3.) Introverts often think.
Introverts are more likely to be looking for meaning in life. They look for patterns and analyze every day-to-day situation. If it takes longer for them to understand the context, it is often because they are looking for a deeper meaning.


4.) Introverts have fewer friends, but all the closer
While extroverts have many friends, some of whom are only superficial acquaintances, introverts tend to have fewer friends - but almost exclusively friends with whom you can go through thick and thin!

Extroverts get significantly more "likes" on Facebook posts, for example, since introverts prefer a small group of friends! They can go out of their way just like extroverts - they just care about society.

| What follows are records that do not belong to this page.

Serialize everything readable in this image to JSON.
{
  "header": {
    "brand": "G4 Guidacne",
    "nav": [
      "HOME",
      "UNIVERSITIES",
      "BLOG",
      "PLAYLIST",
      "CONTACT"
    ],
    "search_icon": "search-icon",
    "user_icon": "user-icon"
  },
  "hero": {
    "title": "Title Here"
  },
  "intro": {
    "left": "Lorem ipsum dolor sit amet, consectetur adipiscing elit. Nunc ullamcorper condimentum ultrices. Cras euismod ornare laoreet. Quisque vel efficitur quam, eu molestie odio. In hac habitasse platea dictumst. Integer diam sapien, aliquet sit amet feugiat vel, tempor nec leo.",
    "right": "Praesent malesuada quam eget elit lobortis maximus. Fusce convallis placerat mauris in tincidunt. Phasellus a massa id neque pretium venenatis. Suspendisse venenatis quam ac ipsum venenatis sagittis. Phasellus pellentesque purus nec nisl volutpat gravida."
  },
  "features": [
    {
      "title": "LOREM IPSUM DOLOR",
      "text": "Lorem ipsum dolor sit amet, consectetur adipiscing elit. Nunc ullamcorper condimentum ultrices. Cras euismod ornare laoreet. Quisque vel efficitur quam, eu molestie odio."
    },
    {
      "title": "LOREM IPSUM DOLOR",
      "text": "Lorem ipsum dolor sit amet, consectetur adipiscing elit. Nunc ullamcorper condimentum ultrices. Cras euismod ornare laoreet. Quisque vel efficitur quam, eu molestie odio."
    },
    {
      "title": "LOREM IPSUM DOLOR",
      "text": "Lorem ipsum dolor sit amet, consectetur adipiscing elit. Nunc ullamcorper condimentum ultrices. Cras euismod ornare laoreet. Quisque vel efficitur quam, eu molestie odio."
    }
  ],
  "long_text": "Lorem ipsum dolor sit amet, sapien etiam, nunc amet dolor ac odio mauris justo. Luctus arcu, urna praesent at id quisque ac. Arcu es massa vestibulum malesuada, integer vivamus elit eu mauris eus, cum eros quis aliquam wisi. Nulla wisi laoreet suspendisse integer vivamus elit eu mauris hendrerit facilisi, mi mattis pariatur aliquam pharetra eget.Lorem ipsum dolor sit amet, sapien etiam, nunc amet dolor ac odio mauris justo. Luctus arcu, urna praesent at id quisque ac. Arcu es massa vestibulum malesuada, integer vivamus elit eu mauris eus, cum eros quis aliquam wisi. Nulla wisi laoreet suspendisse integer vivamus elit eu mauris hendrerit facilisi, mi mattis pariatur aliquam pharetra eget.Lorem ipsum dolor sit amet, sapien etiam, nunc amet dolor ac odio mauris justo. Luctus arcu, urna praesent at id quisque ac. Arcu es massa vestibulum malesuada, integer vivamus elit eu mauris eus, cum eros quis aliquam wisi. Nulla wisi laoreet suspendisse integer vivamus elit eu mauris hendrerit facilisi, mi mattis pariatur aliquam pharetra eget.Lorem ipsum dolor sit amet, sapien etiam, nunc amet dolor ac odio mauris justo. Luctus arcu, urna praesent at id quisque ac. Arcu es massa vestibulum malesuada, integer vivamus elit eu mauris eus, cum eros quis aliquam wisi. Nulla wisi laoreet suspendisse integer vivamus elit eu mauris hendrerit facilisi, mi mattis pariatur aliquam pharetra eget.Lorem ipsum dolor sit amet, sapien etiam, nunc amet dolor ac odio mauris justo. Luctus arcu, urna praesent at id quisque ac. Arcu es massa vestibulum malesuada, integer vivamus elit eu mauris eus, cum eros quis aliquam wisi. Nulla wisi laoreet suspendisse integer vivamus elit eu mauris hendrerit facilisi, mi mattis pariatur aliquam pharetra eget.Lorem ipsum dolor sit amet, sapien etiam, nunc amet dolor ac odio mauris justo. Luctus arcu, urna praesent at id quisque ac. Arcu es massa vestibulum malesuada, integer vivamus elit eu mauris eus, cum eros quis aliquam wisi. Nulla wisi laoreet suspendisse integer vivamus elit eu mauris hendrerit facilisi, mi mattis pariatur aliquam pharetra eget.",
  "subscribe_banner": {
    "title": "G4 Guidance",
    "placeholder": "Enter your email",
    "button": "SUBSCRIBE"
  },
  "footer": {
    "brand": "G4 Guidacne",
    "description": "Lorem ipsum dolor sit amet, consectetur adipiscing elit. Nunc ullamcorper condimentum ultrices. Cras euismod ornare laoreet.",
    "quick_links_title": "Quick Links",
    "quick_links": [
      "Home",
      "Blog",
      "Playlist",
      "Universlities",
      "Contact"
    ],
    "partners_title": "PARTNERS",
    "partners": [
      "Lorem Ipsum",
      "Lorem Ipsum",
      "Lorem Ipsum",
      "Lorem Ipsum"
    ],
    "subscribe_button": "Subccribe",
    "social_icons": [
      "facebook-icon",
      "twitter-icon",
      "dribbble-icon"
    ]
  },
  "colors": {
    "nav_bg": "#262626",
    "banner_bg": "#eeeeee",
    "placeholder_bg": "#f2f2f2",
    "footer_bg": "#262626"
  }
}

In their closest circle of friends they are always up for fun, in the extended circle of friends they tend not, because there they first have to build the trust they need.


5.) Introverts are good listeners
Introverts are often humble and humble. They don't like to talk about themselves and prefer to let others do the talking - but are all the better listeners for that! This modesty does not go down well with the extroverted partner, as he interprets it with a lack of pride in his person.

As a listener, you pay full attention to your counterpart, but do not like it at all if your counterpart is frequently interrupted or does not get to the point.


6.) Introverts sometimes wish they were extroverts
You sometimes wonder how easy some things would be if, like an extrovert, you could walk into any crowd and tell them about the horse.


7.) Introverts want to get to know new people
Introverts are not interested in superficial acquaintances. When you meet someone new, they also want to scratch below the surface. However, it takes time for them to build up enough trust with new acquaintances to open up to them.


8.) Introverts are great watchers
Introverts are great watchers! Because they tend to communicate less, their senses are more occupied with seeing and hearing. With that power of observation you can put yourself in the shoes of others and above all read other people's body language well! Studies show that this gift alone makes introverted people good leaders.


9.) Introverts are good at empathizing with others
With your good powers of observation you can put yourself in other people's shoes. They have a high level of emotional intelligence, but are usually head people! This means that they are in control of their emotions almost at all times and usually react objectively and rarely euphorically - they are far too modest and humble for that!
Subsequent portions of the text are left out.